With its use of everyday gesture and references to local life, the dance is vibrant too. At times it’s so energy sapping that you marvel at how the foursome keep going. It’s helped along enormously by the accompanying music, much of it by Hervé Rigaud, from a CD of French songs that Madiljin found abandoned on a Paris street. That set him wondering what humans really need and desire most. His conclusion?

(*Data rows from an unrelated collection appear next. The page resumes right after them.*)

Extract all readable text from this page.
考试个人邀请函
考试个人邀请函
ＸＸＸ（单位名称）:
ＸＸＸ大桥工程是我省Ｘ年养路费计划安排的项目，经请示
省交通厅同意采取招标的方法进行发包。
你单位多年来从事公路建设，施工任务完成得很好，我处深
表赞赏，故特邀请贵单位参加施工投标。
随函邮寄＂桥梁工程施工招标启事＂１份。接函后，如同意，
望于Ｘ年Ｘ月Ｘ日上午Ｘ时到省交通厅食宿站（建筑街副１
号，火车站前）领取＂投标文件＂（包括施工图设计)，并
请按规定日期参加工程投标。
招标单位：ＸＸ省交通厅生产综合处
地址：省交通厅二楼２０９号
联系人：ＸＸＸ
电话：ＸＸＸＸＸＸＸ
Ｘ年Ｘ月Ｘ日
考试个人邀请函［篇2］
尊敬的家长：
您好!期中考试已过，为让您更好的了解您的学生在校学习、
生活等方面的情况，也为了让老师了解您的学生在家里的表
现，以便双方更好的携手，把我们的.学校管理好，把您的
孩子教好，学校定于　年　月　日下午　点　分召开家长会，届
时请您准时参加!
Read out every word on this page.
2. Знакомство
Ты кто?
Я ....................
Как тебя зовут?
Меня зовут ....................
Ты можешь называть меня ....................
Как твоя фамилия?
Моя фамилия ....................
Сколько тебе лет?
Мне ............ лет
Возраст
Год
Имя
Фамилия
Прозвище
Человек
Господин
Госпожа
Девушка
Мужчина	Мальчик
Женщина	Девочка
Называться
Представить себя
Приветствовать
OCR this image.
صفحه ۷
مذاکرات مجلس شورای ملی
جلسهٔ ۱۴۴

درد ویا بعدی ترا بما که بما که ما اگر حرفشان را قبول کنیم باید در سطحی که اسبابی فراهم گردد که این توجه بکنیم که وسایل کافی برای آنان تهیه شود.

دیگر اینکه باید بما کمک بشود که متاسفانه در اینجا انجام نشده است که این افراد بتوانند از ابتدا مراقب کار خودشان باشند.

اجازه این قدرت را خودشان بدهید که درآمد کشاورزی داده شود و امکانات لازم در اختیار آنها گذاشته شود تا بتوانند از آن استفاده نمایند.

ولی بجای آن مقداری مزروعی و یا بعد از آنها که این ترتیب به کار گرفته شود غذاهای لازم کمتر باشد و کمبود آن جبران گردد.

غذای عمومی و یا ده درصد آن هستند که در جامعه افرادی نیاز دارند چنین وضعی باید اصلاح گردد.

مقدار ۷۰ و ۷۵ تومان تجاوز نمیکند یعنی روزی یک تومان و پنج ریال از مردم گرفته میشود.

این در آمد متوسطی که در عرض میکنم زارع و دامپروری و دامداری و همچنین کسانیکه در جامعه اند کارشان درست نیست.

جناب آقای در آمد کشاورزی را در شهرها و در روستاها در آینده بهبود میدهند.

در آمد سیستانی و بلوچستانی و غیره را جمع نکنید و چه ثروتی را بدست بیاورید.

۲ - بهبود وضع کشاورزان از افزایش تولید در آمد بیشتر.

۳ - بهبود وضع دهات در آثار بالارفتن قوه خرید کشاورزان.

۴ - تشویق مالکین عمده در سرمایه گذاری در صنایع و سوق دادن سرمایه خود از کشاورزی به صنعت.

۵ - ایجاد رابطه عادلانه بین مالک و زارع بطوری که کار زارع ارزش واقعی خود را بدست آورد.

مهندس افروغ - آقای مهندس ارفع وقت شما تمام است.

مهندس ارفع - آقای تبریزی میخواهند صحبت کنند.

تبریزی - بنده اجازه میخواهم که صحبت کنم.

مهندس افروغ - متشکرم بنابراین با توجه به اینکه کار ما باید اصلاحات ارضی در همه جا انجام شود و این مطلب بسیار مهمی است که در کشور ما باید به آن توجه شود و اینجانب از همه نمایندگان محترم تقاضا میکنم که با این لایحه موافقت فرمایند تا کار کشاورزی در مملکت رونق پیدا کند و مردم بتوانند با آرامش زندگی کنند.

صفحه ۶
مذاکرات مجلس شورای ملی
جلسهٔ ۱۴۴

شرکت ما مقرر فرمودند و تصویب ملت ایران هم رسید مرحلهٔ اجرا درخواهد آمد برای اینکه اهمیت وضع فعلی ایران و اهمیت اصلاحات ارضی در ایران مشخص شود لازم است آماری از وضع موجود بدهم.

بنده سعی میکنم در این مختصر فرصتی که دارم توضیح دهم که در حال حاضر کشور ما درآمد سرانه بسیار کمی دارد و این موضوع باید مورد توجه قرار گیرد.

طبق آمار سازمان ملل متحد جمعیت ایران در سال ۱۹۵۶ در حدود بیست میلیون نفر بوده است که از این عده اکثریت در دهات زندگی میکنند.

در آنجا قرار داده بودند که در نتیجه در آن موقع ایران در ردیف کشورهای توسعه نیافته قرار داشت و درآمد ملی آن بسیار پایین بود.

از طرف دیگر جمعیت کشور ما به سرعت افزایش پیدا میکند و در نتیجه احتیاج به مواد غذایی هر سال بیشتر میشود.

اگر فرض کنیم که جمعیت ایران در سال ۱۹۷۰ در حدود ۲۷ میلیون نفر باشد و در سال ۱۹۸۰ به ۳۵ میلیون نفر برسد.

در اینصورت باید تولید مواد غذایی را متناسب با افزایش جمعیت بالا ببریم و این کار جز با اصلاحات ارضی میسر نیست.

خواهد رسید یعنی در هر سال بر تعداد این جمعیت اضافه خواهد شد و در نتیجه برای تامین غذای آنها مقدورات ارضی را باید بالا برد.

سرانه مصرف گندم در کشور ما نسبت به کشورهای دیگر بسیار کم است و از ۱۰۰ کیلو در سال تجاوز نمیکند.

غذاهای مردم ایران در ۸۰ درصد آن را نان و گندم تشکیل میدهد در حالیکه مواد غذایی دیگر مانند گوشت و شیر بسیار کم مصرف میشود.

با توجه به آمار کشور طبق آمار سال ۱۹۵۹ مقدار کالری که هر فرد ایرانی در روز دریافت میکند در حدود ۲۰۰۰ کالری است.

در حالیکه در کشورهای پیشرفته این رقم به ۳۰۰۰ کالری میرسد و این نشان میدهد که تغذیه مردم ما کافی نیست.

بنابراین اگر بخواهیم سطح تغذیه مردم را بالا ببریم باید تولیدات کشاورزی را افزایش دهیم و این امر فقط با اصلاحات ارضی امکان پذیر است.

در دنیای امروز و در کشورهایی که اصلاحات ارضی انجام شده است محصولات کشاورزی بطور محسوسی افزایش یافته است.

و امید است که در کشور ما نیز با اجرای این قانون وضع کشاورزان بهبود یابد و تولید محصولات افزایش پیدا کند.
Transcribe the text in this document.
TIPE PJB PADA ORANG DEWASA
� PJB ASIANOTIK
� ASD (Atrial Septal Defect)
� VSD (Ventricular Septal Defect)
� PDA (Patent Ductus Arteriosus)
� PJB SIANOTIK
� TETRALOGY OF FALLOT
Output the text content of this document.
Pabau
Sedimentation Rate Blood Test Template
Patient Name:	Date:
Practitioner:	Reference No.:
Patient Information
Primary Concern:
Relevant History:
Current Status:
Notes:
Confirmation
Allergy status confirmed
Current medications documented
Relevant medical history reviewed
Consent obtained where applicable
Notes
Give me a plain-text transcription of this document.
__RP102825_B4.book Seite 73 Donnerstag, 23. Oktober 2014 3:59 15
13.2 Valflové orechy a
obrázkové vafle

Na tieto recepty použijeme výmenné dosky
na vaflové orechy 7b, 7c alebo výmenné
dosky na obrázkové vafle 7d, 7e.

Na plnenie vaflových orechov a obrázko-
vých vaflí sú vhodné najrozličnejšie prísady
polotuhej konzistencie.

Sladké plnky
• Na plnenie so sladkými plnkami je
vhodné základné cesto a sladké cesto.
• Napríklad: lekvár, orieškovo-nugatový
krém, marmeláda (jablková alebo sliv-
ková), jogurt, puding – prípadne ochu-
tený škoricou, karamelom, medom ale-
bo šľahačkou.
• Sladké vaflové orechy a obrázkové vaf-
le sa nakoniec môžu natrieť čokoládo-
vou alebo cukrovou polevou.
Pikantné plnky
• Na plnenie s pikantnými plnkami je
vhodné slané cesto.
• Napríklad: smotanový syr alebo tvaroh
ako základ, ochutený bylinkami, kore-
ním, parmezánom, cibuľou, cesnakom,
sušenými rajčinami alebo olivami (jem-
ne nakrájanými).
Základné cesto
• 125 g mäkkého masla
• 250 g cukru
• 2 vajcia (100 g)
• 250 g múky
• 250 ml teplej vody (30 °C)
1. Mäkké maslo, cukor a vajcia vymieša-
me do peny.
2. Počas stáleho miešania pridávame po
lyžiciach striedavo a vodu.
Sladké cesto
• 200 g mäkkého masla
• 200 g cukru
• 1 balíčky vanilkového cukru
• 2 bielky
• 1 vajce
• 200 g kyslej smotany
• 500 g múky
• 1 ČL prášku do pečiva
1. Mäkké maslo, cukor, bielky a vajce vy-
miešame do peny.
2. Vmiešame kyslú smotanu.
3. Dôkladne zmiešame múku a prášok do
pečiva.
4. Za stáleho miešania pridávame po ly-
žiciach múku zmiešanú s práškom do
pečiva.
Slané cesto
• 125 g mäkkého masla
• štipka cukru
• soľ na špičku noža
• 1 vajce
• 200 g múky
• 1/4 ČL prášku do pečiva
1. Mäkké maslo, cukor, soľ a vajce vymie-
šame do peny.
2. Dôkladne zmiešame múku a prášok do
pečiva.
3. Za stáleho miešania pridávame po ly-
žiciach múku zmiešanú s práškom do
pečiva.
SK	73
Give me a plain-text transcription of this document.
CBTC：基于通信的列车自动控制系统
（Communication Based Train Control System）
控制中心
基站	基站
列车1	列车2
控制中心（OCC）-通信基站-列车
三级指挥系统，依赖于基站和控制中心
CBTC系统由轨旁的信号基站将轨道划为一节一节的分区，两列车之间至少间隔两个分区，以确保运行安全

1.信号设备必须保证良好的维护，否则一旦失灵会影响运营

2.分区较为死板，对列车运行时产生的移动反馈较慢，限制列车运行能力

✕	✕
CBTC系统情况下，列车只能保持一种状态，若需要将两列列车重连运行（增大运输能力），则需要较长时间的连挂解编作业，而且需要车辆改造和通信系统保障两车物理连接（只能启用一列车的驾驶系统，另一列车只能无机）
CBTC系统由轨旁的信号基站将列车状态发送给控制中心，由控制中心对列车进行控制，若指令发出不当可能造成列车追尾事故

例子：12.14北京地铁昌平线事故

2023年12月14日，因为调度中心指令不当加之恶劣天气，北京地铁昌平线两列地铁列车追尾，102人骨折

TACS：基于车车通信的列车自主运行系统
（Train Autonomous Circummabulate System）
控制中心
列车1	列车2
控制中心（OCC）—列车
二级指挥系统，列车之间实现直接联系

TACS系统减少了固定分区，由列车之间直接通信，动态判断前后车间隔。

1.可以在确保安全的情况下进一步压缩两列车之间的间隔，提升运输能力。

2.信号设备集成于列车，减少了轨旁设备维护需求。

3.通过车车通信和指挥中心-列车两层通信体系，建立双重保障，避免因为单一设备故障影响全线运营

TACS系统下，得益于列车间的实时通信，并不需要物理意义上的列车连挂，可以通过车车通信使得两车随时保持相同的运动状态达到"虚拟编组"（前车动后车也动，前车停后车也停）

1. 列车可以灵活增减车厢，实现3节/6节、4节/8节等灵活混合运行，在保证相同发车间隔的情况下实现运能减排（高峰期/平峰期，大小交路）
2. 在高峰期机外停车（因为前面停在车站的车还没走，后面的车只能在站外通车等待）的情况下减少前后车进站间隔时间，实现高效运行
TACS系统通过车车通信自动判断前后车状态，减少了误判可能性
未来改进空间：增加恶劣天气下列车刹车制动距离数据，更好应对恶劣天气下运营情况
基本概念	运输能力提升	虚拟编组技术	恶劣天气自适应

Being wanted but especially love, which as he observes, brings people together but almost inevitably brings downs too.
The cast get a much-needed occasional breather when the live action is interrupted by film shown on a TV. “One must undergo all human emotions,” Madiljin wrote. “You have to peel away each layer to see what lies beneath.” And sure enough, one of those films sees the cast peeling onions and crying, to the strains of Edith Piaf singing ‘Mon Amour’. And there is love and togetherness in Ai~Sa sa too as Piaf’s music crops up again in a rare slower moment, this time ‘La Vie en rose’ sung by Tapurakac.
There are more film metaphors for life and relationships. There’s the sweet and sour of red and green apples, half-eaten and in embrace. Ribs are chopped, the meat and bones left broken. “Was it love we ran out of? Or was it fate? Ah, former intimacy, heartlessly torn apart,” Madiljin muses in the programme.
It ends in party mode and a delightful coming together of audience and performers as a few of those watching join the cast on stage and, arms linked, indulge in a brief traditional dance.
Ai~Sa sa. Tears and laughter; pain and grief. A super piece of dance theatre and a hugely enjoyable evening. One of the best, most engaging throughout pieces I’ve seen in Taipei this year.